I guess I'll note as well that I want to raise the sanity waterline. To do that, I can't work with a version that wants above average intelligence. I do genuinely want to figure out how to teach Bayes to fourth graders and then go out and teach some fourth graders. C'mon, don't you want to see what people turn out like if they have access to a better mental toolkit from a young age?
Also,
it's not a particularly complicated piece of math ... even if you don't remember the exact formula, it should be very easy to rederive within a few minutes from first principles once you understand the core idea.
I think you might be having an xkcd feldspar moment.
I'm 13 and I consider myself to have a sufficient understanding of Bayes, or at least I'd be able to write it out and use it in basic situations.
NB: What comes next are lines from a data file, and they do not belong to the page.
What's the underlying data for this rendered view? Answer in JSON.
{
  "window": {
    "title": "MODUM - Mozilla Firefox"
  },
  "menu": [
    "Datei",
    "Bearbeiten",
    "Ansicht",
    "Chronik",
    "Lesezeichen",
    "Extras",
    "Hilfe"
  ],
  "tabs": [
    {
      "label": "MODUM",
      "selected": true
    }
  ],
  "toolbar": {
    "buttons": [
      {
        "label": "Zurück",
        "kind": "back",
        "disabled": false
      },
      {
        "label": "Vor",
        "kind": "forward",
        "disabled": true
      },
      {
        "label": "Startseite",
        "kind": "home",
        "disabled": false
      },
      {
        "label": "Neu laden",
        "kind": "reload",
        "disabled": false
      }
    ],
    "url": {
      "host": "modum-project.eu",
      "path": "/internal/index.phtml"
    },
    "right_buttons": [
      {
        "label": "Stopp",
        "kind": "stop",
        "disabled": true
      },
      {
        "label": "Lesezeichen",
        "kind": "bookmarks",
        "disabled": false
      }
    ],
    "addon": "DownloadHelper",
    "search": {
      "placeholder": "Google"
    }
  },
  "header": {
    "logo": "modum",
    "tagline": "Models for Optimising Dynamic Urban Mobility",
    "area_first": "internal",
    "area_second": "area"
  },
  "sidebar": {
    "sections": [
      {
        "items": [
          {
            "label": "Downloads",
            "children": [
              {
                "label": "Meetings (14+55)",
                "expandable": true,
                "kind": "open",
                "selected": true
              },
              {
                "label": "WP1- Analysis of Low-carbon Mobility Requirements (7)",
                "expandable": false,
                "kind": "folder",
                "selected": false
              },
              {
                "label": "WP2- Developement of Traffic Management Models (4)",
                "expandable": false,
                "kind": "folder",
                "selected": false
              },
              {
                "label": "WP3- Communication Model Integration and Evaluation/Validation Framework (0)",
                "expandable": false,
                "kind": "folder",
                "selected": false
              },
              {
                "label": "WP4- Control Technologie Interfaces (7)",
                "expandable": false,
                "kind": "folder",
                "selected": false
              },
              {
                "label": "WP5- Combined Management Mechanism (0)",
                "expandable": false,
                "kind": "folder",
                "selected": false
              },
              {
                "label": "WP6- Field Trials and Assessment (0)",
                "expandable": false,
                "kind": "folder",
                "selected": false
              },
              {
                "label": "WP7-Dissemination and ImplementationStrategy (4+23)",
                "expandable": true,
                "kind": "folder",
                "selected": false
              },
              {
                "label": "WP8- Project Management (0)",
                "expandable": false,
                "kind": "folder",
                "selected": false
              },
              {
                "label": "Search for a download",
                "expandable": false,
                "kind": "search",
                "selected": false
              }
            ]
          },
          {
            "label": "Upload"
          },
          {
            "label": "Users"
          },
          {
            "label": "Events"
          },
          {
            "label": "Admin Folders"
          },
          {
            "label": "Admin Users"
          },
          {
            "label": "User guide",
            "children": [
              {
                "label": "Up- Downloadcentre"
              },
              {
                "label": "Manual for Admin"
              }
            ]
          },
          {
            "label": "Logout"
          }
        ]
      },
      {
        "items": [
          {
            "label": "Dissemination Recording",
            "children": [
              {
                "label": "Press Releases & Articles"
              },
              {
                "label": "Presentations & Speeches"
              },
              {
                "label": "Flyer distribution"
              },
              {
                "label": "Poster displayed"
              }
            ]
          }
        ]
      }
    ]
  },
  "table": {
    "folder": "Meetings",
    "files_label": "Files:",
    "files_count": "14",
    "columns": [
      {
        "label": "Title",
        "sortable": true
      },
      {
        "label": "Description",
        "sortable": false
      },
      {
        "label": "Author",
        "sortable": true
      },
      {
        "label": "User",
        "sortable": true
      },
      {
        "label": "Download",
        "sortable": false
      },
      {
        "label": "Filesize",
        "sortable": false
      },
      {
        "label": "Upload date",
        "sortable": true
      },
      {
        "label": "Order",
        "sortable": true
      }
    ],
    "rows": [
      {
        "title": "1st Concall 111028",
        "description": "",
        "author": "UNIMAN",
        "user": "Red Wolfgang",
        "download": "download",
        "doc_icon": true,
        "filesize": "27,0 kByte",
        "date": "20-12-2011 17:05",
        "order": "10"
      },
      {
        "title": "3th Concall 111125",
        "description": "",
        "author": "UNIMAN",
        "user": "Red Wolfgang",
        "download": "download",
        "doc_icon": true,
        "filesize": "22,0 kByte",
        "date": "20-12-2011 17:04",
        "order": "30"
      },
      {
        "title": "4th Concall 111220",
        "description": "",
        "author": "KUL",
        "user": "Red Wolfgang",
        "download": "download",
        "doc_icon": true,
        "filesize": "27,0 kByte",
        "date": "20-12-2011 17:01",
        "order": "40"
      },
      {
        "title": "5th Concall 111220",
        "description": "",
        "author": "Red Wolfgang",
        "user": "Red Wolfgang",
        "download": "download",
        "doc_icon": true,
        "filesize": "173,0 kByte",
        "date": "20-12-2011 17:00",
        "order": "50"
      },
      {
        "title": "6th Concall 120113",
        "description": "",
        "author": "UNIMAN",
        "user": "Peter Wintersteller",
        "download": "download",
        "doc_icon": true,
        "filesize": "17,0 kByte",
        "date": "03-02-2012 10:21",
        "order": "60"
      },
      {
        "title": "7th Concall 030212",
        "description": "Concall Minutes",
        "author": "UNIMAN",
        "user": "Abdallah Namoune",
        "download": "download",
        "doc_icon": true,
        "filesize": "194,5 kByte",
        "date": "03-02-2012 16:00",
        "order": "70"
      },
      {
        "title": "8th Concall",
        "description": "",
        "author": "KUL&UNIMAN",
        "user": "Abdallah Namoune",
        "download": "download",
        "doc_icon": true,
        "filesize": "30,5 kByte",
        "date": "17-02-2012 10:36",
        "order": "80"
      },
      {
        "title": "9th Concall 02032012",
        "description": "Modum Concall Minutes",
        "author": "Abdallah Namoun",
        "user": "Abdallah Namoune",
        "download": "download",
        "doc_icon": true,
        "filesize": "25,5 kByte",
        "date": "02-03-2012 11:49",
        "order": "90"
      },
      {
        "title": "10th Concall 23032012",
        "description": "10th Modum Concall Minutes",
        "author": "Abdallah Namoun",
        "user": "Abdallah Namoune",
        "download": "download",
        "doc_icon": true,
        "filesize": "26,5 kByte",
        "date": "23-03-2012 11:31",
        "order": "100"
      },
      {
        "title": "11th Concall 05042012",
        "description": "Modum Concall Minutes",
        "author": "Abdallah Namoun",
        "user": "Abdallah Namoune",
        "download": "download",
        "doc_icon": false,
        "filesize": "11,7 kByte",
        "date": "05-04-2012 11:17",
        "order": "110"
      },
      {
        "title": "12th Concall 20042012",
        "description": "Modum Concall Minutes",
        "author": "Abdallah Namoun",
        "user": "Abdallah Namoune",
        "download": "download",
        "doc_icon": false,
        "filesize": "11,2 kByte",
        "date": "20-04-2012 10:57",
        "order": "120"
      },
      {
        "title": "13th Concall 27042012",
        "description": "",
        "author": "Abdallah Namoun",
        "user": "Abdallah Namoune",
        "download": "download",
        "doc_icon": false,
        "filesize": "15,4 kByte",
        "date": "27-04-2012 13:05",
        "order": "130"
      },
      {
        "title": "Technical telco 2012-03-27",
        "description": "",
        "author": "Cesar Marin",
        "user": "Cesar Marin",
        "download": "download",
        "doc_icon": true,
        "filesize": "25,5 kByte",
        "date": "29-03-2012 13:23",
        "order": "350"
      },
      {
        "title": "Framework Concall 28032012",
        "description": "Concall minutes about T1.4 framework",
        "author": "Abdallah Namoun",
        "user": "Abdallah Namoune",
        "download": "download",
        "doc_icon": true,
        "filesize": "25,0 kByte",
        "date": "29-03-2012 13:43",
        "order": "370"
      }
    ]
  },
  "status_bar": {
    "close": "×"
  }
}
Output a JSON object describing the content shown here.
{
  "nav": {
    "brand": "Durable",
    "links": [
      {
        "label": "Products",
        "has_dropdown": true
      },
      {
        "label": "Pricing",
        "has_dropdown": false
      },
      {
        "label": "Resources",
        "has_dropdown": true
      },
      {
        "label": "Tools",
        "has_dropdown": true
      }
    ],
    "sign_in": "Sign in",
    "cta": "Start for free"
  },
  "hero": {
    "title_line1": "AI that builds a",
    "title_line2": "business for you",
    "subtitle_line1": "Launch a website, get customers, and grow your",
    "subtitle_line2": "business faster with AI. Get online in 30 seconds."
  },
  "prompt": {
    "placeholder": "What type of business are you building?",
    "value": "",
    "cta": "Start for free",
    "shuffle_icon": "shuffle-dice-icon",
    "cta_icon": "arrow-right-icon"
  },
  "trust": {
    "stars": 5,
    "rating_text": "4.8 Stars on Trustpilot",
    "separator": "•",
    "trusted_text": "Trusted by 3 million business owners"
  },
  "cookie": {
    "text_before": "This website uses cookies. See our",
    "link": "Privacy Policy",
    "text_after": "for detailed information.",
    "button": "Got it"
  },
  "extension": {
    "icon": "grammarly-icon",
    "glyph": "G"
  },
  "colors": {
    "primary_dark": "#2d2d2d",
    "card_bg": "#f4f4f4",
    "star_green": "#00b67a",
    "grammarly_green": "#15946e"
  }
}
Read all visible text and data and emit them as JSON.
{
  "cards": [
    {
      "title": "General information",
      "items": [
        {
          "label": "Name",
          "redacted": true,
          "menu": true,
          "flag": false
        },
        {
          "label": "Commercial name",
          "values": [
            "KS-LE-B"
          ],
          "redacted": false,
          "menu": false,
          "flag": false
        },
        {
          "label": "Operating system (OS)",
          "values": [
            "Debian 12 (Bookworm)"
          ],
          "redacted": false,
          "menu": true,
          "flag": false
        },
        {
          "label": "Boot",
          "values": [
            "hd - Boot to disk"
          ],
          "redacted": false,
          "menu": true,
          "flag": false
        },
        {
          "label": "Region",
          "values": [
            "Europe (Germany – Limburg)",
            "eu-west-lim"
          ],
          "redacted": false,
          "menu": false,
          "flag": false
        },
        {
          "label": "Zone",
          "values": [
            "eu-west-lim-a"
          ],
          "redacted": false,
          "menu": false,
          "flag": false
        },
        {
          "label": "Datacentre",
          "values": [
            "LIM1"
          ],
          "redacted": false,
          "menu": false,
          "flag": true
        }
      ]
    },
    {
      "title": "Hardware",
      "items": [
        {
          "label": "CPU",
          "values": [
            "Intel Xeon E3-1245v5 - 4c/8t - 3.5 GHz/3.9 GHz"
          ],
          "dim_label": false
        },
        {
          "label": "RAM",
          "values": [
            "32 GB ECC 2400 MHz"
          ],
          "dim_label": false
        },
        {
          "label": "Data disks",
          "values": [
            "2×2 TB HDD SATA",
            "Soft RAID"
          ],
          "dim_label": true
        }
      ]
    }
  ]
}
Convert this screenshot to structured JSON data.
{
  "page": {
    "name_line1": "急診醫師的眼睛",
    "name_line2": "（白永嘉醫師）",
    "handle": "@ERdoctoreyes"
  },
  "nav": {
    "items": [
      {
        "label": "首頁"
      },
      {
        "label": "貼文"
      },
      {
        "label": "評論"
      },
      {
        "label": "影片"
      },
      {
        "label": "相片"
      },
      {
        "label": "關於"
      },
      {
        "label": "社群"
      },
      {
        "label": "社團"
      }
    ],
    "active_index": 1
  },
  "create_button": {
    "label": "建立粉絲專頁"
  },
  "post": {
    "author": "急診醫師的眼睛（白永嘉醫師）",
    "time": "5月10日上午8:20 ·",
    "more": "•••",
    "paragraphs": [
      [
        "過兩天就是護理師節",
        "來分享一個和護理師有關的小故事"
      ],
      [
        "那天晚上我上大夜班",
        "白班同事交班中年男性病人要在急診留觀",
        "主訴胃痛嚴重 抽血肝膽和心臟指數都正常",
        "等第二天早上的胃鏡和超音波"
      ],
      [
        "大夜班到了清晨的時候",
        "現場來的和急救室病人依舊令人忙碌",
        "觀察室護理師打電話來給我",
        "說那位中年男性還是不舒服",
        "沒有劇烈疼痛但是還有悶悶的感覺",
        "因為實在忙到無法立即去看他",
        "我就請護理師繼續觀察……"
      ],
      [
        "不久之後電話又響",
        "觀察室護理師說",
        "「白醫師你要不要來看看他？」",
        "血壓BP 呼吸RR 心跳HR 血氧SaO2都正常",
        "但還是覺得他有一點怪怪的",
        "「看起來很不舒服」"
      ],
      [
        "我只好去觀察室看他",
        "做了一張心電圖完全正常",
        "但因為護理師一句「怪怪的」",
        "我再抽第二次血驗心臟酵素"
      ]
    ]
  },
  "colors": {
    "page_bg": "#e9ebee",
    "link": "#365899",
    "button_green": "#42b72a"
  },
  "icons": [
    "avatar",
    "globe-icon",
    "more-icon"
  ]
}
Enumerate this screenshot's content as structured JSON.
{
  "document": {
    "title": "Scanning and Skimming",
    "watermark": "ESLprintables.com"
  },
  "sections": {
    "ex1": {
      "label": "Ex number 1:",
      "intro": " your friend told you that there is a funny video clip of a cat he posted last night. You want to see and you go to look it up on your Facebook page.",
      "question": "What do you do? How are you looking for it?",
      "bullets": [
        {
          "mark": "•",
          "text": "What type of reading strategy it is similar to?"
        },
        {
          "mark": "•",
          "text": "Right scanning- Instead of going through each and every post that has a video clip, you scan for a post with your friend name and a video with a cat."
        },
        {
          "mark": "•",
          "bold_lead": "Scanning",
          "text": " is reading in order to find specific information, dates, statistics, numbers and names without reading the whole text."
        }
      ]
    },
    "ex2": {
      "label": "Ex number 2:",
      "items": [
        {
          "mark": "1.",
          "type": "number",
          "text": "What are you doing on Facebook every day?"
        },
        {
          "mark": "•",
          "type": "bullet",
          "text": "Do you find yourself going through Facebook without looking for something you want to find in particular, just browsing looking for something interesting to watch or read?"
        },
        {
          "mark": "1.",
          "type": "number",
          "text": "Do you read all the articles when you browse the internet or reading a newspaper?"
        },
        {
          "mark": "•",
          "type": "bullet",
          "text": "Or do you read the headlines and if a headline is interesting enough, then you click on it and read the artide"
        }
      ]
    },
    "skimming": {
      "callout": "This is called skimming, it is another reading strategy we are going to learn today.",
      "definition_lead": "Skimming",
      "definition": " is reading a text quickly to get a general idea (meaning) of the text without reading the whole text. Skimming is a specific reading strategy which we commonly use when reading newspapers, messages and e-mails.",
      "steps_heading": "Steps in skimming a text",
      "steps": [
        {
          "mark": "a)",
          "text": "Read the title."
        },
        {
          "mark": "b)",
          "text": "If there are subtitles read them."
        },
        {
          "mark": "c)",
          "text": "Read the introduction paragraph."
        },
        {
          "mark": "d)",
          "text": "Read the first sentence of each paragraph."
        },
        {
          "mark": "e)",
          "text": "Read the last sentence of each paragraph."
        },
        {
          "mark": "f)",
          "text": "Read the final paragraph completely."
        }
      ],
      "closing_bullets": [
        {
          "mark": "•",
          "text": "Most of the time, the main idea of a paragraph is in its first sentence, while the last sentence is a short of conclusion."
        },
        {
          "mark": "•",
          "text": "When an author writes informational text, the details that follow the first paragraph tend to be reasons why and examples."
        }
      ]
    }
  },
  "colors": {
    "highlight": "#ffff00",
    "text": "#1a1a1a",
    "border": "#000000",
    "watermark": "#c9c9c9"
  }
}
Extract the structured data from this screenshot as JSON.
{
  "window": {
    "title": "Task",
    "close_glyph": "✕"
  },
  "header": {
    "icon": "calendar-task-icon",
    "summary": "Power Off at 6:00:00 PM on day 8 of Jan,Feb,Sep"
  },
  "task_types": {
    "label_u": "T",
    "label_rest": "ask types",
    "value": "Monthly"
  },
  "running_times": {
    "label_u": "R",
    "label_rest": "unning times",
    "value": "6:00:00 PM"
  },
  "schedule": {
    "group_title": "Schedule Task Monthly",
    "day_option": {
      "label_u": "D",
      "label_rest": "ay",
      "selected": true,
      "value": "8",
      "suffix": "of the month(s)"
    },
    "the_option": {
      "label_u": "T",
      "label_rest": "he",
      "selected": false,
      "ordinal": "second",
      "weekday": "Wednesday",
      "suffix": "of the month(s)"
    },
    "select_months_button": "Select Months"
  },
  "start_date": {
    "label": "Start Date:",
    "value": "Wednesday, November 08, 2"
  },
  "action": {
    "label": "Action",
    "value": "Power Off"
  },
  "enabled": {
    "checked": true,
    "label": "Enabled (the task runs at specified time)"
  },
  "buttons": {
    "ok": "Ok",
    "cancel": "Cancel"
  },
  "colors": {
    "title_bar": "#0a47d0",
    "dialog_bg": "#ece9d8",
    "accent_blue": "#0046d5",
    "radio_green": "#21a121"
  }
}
This community seems to be filled of pretty smart people, I haven't been to enough events to make a sustained argument on this. I find this guide to be even more confusing than learning the formula itself, but maybe that's just my perception.
Some cruxes for me:
I like this post a lot. But I wanted to second Morpheus' point that it's not actually quite correct.
Instead of this:
// ODDS = YEP:NOPE
YEP, NOPE = MAKE UP SOME INITIAL ODDS WHO CARES
FOR EACH E IN EVIDENCE
YEP *= CHANCE OF E IF YEP
NOPE *= CHANCE OF E IF NOPEIt should be:
// ODDS = YEP:NOPE
YEP, NOPE = MAKE UP SOME INITIAL ODDS WHO CARES
FOR EACH E IN EVIDENCE
YEP *= CHANCE OF E IF {YEP & ALL PREVIOUSLY SEEN E}
NOPE *= CHANCE OF E IF {NOPE & ALL PREVIOUSLY SEEN E}This is true because
P(YEP | E1, E2, ..., EN) / P(NOPE | E1, E2, ..., EN)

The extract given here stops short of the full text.